Keesje Brijde, een lieve jongen van 13 jaar. Hij wil zijn moeder helpen. Zijn moeder heeft kolen nodig, het is koud. ‘Dag moeder, ik ben terug voordat je er op let.’

In de stille ochtend loopt hij naar buiten. Daar gaat hij kolen halen, zodat zijn moeder de kachel weer aan kan zetten. Als Keesje aankomt begint hij kolen van de grond te verzamelen.

En dan. Daar gaat Keesje. Zo’n lieve jongen die zijn moeder wil helpen. Maar we zullen hem nooit meer vergeten.

Engel

Jill Christensen

Ik ben Henk en dit is wat ik denk

Ik zit nog op school

Ik zit vol woede, angst en verdriet

De woede stroomt door mijn hoofd

Vrede is een engel

Je weet dat hij in de lucht hangt

En zich verspreidt

Maar dat zorgt niet altijd voor blijheid

Angst en verdriet stromen door mijn hoofd

Weg met die soldaten, hup!

Vrede is een engel

Je weet dat hij in de lucht hangt

En zich verspreidt

Maar dat zorgt niet altijd voor blijheid

Ik ben Henk en dit is wat ik denk

Onderduiken

Tijn de Vos

De Joden werden opgespoord, en werden daarna vermoord.

Dit is het verhaal van een onderduiker, ze was zo zoet als suiker,

Maar toch is ze meegenomen, en ze werd van haar familie afgenomen.

Anne Frank genaamd, ging ze door het leven, ze heeft in die tijd haar dagboek geschreven.

Ze heeft verteld over het achterhuis, zij en haar familie vonden het geen goed thuis.

Hoe ze bommen hoorde vallen en kogels hoorde doden, hoe ze werd verraden door de Moffen, en ze hoorde nog steeds dingen ontploffen.

Ze kwam in Bergen-Belsen en is daar overleden, ze heeft bijna haar hele leven geleefd in moeilijkheden.

Maar haar vader Otto Frank heeft het overleefd, hij heeft ook veel beleefd.

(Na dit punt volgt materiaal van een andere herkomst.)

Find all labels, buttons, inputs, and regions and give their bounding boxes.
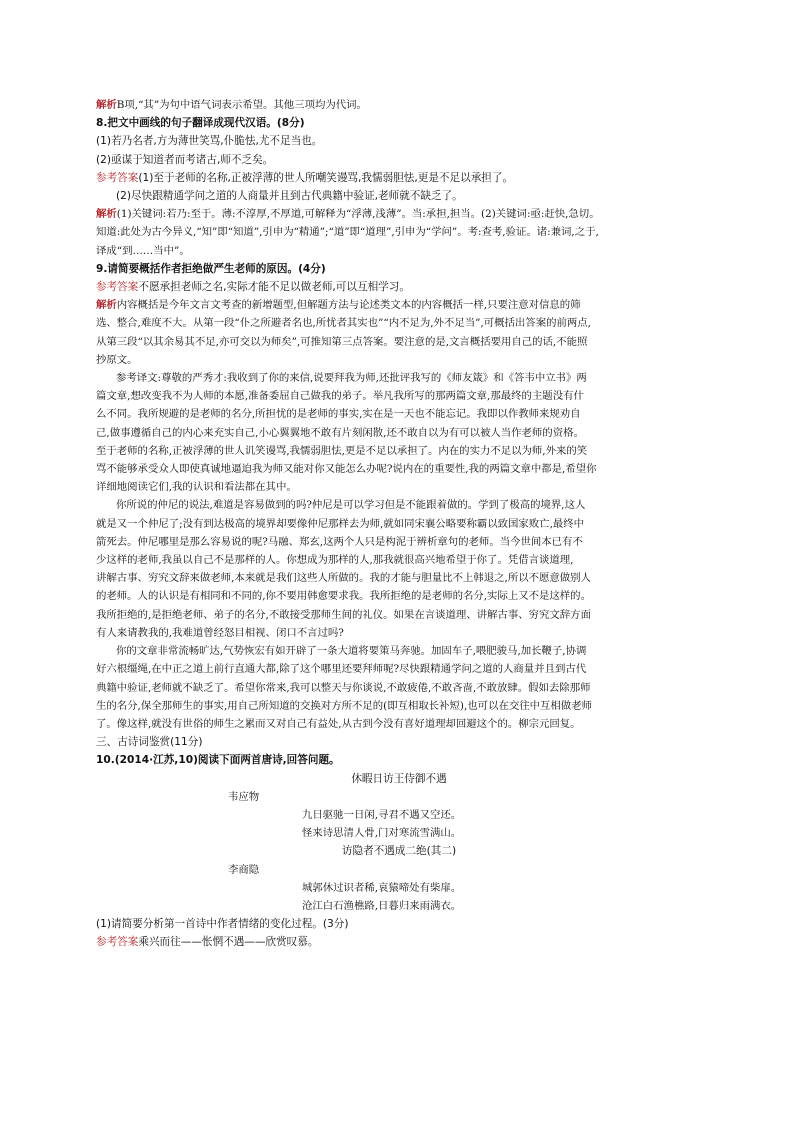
translation-line-12: 讲解古事、穷究文辞来做老师,本来就是我们这些人所做的。我的才能与胆量比不上韩退之,所以不愿意做别人 xyxy=(96,572,591,585)
translation-line-13: 的老师。人的认识是有相同和不同的,你不要用韩愈要求我。我所拒绝的是老师的名分,实际上又不是这样的。 xyxy=(96,590,591,603)
section-3-heading: 三、古诗词鉴赏(11分) xyxy=(96,736,203,749)
poem-1-author: 韦应物 xyxy=(228,790,260,803)
poem-2-author: 李商隐 xyxy=(228,863,260,876)
answer-10-1: 参考答案乘兴而往——怅惘不遇——欣赏叹慕。 xyxy=(96,936,319,949)
translation-line-8: 你所说的仲尼的说法,难道是容易做到的吗?仲尼是可以学习但是不能跟着做的。学到了极高的境界,这人 xyxy=(116,499,586,512)
analysis-8-line-2: 知道:此处为古今异义,“知”即“知道”,引申为“精通”;“道”即“道理”,引申为“学问”。考:查考,验证。诸:兼词,之于, xyxy=(96,226,599,239)
translation-line-7: 详细地阅读它们,我的认识和看法都在其中。 xyxy=(96,481,297,494)
translation-line-11: 少这样的老师,我虽以自己不是那样的人。你想成为那样的人,那我就很高兴地希望于你了。凭借言谈道理, xyxy=(96,554,574,567)
translation-line-9: 就是又一个仲尼了;没有到达极高的境界却要像仲尼那样去为师,就如同宋襄公略要称霸以致国家败亡,最终中 xyxy=(96,517,585,530)
translation-line-14: 我所拒绝的,是拒绝老师、弟子的名分,不敢接受那师生间的礼仪。如果在言谈道理、讲解古事、穷究文辞方面 xyxy=(96,608,591,621)
analysis-9-line-1: 解析内容概括是今年文言文考查的新增题型,但解题方法与论述类文本的内容概括一样,只要注意对信息的筛 xyxy=(96,299,581,312)
analysis-label: 解析 xyxy=(96,99,117,111)
answer-label: 参考答案 xyxy=(96,936,139,949)
analysis-9-line-4: 抄原文。 xyxy=(96,353,138,366)
translation-line-10: 箭死去。仲尼哪里是那么容易说的呢?马融、郑玄,这两个人只是构泥于辨析章句的老师。当今世间本已有不 xyxy=(96,535,583,548)
answer-label: 参考答案 xyxy=(96,281,139,294)
translation-line-4: 己,做事遵循自己的内心来充实自己,小心翼翼地不敢有片刻闲散,还不敢自以为有可以被人当作老师的资格。 xyxy=(96,426,584,439)
question-8-sentence-1: (1)若乃名者,方为薄世笑骂,仆脆怯,尤不足当也。 xyxy=(96,135,323,148)
answer-label: 参考答案 xyxy=(96,171,139,184)
question-9: 9.请简要概括作者拒绝做严生老师的原因。(4分) xyxy=(96,262,326,275)
analysis-9-line-3: 从第三段“以其余易其不足,亦可交以为师矣”,可推知第三点答案。要注意的是,文言概括要用自己的话,不能照 xyxy=(96,335,588,348)
analysis-label: 解析 xyxy=(96,299,117,312)
question-10: 10.(2014·江苏,10)阅读下面两首唐诗,回答问题。 xyxy=(96,754,340,767)
analysis-8-line-1: 解析(1)关键词:若乃:至于。薄:不淳厚,不厚道,可解释为“浮薄,浅薄”。当:承担,担当。(2)关键词:亟:赶快,急切。 xyxy=(96,208,600,221)
document-page xyxy=(96,96,702,952)
translation-line-16: 你的文章非常流畅旷达,气势恢宏有如开辟了一条大道将要策马奔驰。加固车子,喂肥骏马,加长鞭子,协调 xyxy=(116,645,587,658)
answer-8-2: (2)尽快跟精通学问之道的人商量并且到古代典籍中验证,老师就不缺乏了。 xyxy=(116,190,463,203)
poem-1-title: 休暇日访王侍御不遇 xyxy=(351,772,447,785)
analysis-8-line-3: 译成“到……当中”。 xyxy=(96,244,190,257)
question-8: 8.把文中画线的句子翻译成现代汉语。(8分) xyxy=(96,117,305,130)
analysis-label: 解析 xyxy=(96,208,117,221)
translation-line-5: 至于老师的名称,正被浮薄的世人讥笑谩骂,我懦弱胆怯,更是不足以承担了。内在的实力不足以为师,外来的笑 xyxy=(96,444,588,457)
poem-2-verse-2: 沧江白石渔樵路,日暮归来雨满衣。 xyxy=(302,899,462,912)
translation-line-20: 了。像这样,就没有世俗的师生之累而又对自己有益处,从古到今没有喜好道理却回避这个的。柳宗元回复。 xyxy=(96,717,581,730)
answer-9: 参考答案不愿承担老师之名,实际才能不足以做老师,可以互相学习。 xyxy=(96,281,410,294)
translation-line-18: 典籍中验证,老师就不缺乏了。希望你常来,我可以整天与你谈说,不敢疲倦,不敢吝啬,不敢放肆。假如去除那师 xyxy=(96,681,591,694)
poem-1-verse-1: 九日驱驰一日闲,寻君不遇又空还。 xyxy=(302,808,462,821)
translation-line-15: 有人来请教我的,我难道曾经怒目相视、闭口不言过吗? xyxy=(96,626,344,639)
poem-1-verse-2: 怪来诗思清人骨,门对寒流雪满山。 xyxy=(302,827,462,840)
question-10-1: (1)请简要分析第一首诗中作者情绪的变化过程。(3分) xyxy=(96,918,349,931)
question-8-sentence-2: (2)亟谋于知道者而考诸古,师不乏矣。 xyxy=(96,153,274,166)
poem-2-title: 访隐者不遇成二绝(其二) xyxy=(341,845,457,858)
translation-line-6: 骂不能够承受众人即使真诚地逼迫我为师又能对你又能怎么办呢?说内在的重要性,我的两篇文章中都是,希望你 xyxy=(96,463,597,476)
translation-line-17: 好六根缰绳,在中正之道上前行直通大都,除了这个哪里还要拜师呢?尽快跟精通学问之道的人商量并且到古代 xyxy=(96,663,587,676)
analysis-9-line-2: 选、整合,难度不大。从第一段“仆之所避者名也,所忧者其实也”“内不足为,外不足当”,可概括出答案的前两点, xyxy=(96,317,591,330)
translation-line-3: 么不同。我所规避的是老师的名分,所担忧的是老师的事实,实在是一天也不能忘记。我即以作教师来规劝自 xyxy=(96,408,581,421)
translation-line-2: 篇文章,想改变我不为人师的本愿,准备委屈自己做我的弟子。举凡我所写的那两篇文章,那最终的主题没有什 xyxy=(96,390,584,403)
analysis-7: 解析B项,“其”为句中语气词表示希望。其他三项均为代词。 xyxy=(96,99,367,111)
answer-8-1: 参考答案(1)至于老师的名称,正被浮薄的世人所嘲笑谩骂,我懦弱胆怯,更是不足以承担了。 xyxy=(96,171,514,184)
translation-line-1: 参考译文:尊敬的严秀才:我收到了你的来信,说要拜我为师,还批评我写的《师友箴》和《答韦中立书》两 xyxy=(116,372,587,385)
poem-2-verse-1: 城郭休过识者稀,哀猿啼处有柴扉。 xyxy=(302,881,462,894)
translation-line-19: 生的名分,保全那师生的事实,用自己所知道的交换对方所不足的(即互相取长补短),也可以在交往中互相做老师 xyxy=(96,699,592,712)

Boek uitgegeven, in de geschiedenis gezet, veel mensen lazen het en vonden het geen dolle pret.

Dit was het verhaal van Anne Frank, niemand zal vergeten dat ze leefde achter een boekenplank.

4 Mei

Melchior Follender Grossfeld

Daar zat ik dan, in de koude kelder, verstopt voor de moffen. Ik wist niet wat er boven gebeurde. Ik was bang voor verraad. Maar wat bereik je met zo’n daad?

In een kamertje achter een kast. Zat ik te verven met een kwast. Ik verfde over de oorlog, Dat hij eindelijk voorbij zou zijn. Maar dat zou nog wel even duren.

Opeens hoorde ik geklop op de kast. Uit mijn handen viel mijn kwast. Iemand zei: Offenmachen! De deur ging open en er kwamen twee soldaten tevoorschijn. Ze pakte me vast en namen me mee.

Ik wist niet wat er ging gebeuren. Hopelijk niets ergs. Buiten zag ik mijn buurjongen van 17. Ik wist al meteen dat hij ons had verraden. Zorgde hij voor deze misdaden?

In de trein zat ik naar vrijheid te smachten. Maar diep in mijn gedachten, wist ik dat de dood op mij zat te wachten.